そして体育館の廊下で、たまたま千晴と鉢合わせた。
「…先輩」
どこか不満そうにこちらを見る千晴に、何が言いたいのかだいたい想像がつく。
「何で俺じゃなくてアイツを応援したの」
それから予想通りの不満を口にした千晴に、私は思わず、苦笑した。
そう言うと思ったよ。
悠里くんじゃなくて、自分を見て、とか言ってたもんね。
私はあの試合中、ずっと千晴ではなく、悠里くんを応援していた。
しかしそれはどう考えても当然のことだった。
「私は元々悠里くんの応援にここに来たんだよ?だから悠里くんの応援しかしないよ。そもそも自分の高校の方を応援するでしょ?普通」
「…」
呆れながら説明しても、変わらず機嫌の悪そうな千晴に無言の圧をかけられ、さらに苦笑してしまう。
聞き分けの悪い子どもの相手をしている気分だ。
「…まぁ、アンタの応援は一ミリもしてなかったけど、アンタがめちゃくちゃバスケ上手いことには正直驚いたよ。経験者なのもよくわかった。
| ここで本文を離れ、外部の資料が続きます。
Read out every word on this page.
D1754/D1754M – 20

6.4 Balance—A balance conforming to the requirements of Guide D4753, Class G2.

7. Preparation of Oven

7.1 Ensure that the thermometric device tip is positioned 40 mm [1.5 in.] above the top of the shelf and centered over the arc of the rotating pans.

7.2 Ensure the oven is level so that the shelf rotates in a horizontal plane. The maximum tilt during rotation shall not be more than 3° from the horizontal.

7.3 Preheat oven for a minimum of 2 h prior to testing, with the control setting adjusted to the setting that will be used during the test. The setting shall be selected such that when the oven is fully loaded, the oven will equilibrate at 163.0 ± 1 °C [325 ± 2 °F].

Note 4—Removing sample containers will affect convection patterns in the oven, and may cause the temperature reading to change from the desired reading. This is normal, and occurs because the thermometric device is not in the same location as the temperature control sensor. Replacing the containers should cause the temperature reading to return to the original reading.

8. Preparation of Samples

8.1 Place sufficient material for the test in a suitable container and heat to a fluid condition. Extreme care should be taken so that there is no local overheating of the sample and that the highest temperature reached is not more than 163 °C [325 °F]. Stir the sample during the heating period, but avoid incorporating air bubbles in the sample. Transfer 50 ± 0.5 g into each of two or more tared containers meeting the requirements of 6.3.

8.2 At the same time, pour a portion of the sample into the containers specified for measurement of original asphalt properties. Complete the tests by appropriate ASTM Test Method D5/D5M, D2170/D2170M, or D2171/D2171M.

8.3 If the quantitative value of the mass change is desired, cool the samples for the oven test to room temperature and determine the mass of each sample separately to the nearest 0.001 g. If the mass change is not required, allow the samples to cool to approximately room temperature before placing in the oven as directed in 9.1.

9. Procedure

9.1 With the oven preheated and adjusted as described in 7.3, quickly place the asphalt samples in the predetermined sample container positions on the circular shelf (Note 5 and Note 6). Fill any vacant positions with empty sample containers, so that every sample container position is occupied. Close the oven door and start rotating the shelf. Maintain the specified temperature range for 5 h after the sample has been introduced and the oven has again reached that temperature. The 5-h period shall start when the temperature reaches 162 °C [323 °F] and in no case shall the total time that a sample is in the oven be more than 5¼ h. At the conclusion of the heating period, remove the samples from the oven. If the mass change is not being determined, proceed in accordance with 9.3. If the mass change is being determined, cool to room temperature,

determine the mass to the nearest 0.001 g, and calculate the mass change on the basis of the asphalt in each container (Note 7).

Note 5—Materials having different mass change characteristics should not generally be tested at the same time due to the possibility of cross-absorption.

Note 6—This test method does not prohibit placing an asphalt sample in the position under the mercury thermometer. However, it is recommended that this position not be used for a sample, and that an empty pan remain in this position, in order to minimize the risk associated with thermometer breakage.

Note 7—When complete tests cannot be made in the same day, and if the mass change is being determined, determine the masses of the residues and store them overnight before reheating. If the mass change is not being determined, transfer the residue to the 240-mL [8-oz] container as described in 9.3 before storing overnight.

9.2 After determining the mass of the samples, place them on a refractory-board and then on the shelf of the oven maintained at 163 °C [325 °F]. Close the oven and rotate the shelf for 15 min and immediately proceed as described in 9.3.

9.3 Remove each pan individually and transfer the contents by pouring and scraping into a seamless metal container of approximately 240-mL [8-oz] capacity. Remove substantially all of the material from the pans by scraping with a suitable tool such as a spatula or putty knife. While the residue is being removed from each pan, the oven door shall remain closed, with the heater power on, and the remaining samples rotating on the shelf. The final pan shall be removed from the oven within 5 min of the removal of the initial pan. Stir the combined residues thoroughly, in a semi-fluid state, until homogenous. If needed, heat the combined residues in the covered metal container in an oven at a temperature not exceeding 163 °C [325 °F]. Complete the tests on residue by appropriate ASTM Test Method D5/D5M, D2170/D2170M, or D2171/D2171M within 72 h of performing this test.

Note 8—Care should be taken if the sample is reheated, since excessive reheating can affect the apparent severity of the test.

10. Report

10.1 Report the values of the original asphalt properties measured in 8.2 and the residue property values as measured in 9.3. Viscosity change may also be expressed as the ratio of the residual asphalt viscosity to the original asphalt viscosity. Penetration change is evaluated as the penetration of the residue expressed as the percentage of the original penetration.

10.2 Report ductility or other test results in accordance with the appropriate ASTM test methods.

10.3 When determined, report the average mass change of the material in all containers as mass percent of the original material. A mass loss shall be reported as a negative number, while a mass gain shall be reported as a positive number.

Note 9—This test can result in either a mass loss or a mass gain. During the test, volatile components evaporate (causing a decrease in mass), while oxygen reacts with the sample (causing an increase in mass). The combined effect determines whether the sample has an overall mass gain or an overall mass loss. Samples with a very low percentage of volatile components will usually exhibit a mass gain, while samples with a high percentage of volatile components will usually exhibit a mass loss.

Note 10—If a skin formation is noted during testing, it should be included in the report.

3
絶対才能あるし、うちの高校で続けて、プロ目指した方がいいんじゃない?」
話題を変える為に千晴のことを、私は本気で真面目に褒める。
ただ話題を変える為にした話とはいえ、私は本当に本気で千晴の実力に感服し、うちの高校でバスケを続ければ、プロへの道も切り開けると思った。
そんな思ったことをただ口にしていた私を千晴は、先ほどとはまたどこか違う雰囲気で、まじまじと見つめてきた。
「かっこよかった?」
無表情ながらも、焦がれるような瞳で私の瞳の奥を覗く千晴。
まるで私を探るような千晴の視線に私は当然のように頷いた。